Monday, Jan. 09, 1939

"I Loathe Dictators"

The most-talked-of political clique in 1938 was the "Cliveden Set," the name applied to a group of eminent Britons who frequented Cliveden, Buckinghamshire estate of Lord & Lady Astor. Occasional visitors to Cliveden are Prime Minister & Mrs. Neville Chamberlain; Montagu Norman, Governor of the Bank of England; Geoffrey Dawson,' editor of the potent London Times, which is owned by Lady Astor's brother-in-law. Major John Jacob Astor; and Colonel & Mrs. Charles Augustus Lindbergh.

To certain Clivedenites Lindbergh reputedly delivered his reputedly damaging remarks on the Russian Air Force which reputedly scared the British Government out of sticking up for Czechoslovakia. The "Cliveden Set" became a synonym for a sort of Fifth Column working on behalf of Germany behind the back of the British Government. Last week the Hostess of Cliveden did her best to convince a Manhattan sob sister that this conception was all wrong.

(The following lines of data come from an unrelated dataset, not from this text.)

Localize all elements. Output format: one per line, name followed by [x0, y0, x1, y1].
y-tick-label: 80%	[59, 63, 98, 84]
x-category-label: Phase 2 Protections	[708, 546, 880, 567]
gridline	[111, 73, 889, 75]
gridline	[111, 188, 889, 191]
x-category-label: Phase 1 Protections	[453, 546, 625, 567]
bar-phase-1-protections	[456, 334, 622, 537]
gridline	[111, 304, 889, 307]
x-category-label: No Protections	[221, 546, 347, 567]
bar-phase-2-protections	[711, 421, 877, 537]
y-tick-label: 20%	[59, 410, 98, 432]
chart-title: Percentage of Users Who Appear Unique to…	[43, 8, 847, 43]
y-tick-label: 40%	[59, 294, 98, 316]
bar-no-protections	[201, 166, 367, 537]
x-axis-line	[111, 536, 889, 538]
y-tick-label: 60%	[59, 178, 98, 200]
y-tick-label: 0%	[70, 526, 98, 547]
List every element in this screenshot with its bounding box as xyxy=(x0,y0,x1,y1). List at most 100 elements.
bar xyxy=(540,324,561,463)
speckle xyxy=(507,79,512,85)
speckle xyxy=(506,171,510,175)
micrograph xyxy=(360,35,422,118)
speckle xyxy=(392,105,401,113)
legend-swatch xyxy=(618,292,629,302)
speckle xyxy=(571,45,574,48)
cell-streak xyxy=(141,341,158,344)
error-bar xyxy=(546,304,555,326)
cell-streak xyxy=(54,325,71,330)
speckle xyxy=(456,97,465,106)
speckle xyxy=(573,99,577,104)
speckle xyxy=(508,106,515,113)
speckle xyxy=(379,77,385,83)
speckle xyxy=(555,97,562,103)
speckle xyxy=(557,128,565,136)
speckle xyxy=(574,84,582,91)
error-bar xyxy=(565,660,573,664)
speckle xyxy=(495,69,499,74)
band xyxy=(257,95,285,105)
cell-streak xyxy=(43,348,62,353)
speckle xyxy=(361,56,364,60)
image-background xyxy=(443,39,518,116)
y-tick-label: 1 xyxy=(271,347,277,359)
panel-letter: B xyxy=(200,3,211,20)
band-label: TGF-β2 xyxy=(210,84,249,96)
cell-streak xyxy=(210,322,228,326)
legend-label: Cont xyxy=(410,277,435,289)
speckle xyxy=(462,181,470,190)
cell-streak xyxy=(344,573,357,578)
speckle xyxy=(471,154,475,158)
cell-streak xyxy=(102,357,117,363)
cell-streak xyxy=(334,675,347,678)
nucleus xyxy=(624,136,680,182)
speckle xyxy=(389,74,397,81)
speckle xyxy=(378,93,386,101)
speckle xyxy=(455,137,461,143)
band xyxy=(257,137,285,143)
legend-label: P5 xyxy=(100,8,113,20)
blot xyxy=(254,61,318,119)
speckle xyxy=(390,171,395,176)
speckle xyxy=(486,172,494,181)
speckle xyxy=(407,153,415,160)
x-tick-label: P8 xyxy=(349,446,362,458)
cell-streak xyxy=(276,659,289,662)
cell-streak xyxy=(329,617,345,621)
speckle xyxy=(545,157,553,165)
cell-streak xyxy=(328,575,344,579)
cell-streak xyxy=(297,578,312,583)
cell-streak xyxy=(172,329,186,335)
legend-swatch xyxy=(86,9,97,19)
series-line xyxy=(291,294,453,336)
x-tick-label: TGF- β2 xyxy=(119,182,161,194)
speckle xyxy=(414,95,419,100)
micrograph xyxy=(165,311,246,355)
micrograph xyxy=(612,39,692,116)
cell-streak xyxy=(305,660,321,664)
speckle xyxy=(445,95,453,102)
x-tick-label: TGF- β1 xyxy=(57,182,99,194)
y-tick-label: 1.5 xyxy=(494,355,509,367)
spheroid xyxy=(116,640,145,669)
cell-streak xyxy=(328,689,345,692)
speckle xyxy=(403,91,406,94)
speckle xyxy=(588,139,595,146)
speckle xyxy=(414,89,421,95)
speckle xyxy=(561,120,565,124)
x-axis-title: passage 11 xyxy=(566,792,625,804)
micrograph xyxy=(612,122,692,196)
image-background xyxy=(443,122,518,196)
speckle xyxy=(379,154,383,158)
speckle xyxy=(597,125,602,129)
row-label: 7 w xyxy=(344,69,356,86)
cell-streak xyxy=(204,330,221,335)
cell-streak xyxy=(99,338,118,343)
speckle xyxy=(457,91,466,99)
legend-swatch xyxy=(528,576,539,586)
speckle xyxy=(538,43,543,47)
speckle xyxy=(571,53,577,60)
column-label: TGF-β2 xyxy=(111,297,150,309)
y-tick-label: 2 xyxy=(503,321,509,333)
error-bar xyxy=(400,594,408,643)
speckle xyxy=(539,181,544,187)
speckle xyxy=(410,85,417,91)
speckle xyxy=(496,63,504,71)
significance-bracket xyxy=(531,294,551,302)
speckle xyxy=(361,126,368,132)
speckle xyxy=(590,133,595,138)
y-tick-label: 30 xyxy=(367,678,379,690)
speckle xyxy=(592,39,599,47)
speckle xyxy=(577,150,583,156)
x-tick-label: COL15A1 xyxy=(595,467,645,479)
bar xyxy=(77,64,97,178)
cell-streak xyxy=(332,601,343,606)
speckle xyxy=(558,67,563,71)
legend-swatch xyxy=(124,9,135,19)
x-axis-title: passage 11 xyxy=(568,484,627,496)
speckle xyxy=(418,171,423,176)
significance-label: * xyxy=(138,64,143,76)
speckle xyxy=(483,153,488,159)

Sought out by Dorothy Dunbar Bromley, onetime writer of women's chatter for the New York World-Telegram and now a columnist for the New York Post, Lady Astor proceeded to whip out a flat denunciation of Adolf Hitler. "I'm so much against him [Hitler]," cried the spectacular Virginia lady who 'has sat in the House of Commons since 1919, "that I wouldn't think of accepting an invitation to meet him if one were offered me. I loathe dictators and all they stand for. The most horrible thing Hitler has done is to warp the lives of Jewish children. Isn't it awful we can't tell what this lunatic is going to do next?"